Systems Must Accommodate Guidance Changes. Plans will need to conduct system modifications to accommodate everything from the appropriate storage of all hospice indicators for the enrollment to the coding of beneficiary-level prior authorizations.1
New Audit Risks. Part D plans are expected to retain all documentation related to any prospective, concurrent, or retrospective review.1 Plans may be challenged in storing and retrieving all relevant documentation because of variations of entry points among the different types of reviews and the use of multiple tracking systems. The burden of proof to provide acceptable documentation supporting appropriate hospice versus Part D coverage will likely shift from hospice plans in 2014 to Part D plans in 2015 and beyond. With payment determination under scrutiny, Part D plans can expect this to be a focal area for future performance and financial audits conducted by CMS.
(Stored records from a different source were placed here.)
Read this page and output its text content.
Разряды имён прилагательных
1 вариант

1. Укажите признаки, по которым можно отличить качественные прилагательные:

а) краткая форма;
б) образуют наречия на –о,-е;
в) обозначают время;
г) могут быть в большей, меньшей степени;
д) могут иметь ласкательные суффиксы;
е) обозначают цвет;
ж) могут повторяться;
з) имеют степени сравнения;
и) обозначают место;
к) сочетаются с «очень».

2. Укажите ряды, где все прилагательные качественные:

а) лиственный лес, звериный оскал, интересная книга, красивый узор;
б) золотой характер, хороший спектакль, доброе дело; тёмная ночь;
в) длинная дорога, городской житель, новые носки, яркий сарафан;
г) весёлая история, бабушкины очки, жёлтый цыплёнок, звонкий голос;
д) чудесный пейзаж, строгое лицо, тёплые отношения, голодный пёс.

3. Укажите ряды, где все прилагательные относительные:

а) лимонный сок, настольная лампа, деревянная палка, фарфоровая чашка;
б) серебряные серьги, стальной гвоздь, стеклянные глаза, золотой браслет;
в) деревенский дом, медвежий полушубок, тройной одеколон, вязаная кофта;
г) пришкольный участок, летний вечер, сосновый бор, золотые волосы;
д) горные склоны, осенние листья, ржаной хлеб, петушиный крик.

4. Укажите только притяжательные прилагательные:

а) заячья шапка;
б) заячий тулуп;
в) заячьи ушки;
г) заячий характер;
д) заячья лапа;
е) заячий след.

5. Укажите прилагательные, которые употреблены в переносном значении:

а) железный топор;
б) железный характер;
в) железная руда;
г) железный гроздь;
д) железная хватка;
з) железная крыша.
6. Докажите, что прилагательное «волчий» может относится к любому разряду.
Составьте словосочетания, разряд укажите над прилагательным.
CMS provides strong evidence suggesting prescription drugs are often unbundled from hospice services and is billed to Part D.1,5 This unbundling has the potential to result in Medicare paying twice (under the hospice per diem and under Part D) for drugs intended only to be covered under hospice, beneficiaries incurring additional true out of-pocket expenses, Part D plans incurring additional drug costs, and hospices receiving payments for services and drugs while not incurring rightful costs.
Based on feedback from the industry and the resultant changes in guidance, it is apparent CMS is still seeking the ideal solution to a difficult problem. Although the recent guidance may alleviate some operational challenges, it is not likely to satisfy the entire need for reformation. The path leading to Part A versus Part D reform has changed— and will likely change again—but the beam of scrutiny on payment for drugs when a beneficiary has elected hospice will continue.